Meanwhile, Papa Moose and Mama Squirrel were up and down two flights of stairs with water, poultices, salves, and teas. A couple of the herbs in the tea seemed to be a little help, and of course the water helped keep the fever down. But Alvin knew that even with the ones that had a rash, the salves and poultices did no good at all.
Of course he and Arthur Stuart helped-chasing up and down stairs with things so Papa Moose didn't have to, running errands in town, keeping food in the house, tending the fire, hauling the chamber pots to and from the sickroom. Moose and Squirrel didn't allow them to come inside, though, for fear of contagion.
That didn't stop Alvin from spending most of his concentration on the sick children. Having seen the disease at the end of its course in Dead Mary's mother, he knew what to look for, and kept repairing the damage the disease was doing, including keeping the fever down enough that it didn't harm them.

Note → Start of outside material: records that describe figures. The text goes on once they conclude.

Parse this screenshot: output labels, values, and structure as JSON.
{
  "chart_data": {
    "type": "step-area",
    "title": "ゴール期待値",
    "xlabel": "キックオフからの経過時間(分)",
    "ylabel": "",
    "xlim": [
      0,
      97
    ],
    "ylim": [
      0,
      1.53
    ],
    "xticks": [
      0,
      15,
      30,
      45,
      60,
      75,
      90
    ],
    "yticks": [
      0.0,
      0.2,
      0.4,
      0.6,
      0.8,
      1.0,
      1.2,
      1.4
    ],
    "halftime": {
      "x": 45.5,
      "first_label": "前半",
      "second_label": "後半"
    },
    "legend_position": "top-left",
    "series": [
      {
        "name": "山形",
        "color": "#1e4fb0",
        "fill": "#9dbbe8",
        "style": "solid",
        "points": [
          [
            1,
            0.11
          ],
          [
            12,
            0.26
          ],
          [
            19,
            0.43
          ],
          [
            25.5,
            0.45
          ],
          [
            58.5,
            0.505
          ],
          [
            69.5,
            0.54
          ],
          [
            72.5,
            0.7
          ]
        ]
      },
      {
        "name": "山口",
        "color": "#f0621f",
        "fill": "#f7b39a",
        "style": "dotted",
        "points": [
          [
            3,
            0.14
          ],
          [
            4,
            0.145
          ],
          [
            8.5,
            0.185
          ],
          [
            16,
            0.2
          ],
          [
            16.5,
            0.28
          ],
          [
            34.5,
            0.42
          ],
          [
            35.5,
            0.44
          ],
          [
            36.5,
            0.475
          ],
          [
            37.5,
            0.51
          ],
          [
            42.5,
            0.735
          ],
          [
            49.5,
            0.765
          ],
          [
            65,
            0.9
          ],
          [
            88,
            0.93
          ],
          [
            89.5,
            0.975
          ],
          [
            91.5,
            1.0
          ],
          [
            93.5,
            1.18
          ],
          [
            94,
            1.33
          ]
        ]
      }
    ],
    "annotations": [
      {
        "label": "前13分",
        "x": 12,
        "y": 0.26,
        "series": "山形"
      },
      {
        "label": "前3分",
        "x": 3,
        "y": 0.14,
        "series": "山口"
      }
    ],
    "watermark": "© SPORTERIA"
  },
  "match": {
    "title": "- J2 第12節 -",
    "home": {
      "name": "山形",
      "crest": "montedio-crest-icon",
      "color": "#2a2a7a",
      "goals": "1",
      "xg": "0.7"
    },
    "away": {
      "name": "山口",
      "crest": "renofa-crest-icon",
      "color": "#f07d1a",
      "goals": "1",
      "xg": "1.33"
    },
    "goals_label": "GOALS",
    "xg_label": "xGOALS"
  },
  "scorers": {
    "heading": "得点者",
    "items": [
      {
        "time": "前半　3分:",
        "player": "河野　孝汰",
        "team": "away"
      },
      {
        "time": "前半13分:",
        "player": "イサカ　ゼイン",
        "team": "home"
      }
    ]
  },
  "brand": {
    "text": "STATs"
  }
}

He also studied the sick children, trying to find out what caused the disease. He could see the tiny disease-fighting creatures in their blood, but he couldn't see what they were hunting down the way he could with gangrene or some other sicknesses. So he couldn't find any way to help them get rid of the cause of the disease. Still, he could see that it helped to keep the fever down and the seepage of blood under control. With Alvin tending to their bodies, the disease ran its course, but quickly, and never became dangerous.
And in the healthy children, whom he examined one by one, he found that most of them were already producing the disease-fighters, and he took such preventive action as he could.
What interested him, though, was the handful of children who did not get sick. Were they stronger? Luckier? What did they have in common?
Over the days of sickness in the house, Alvin checked on each of the ones who wasn't ill.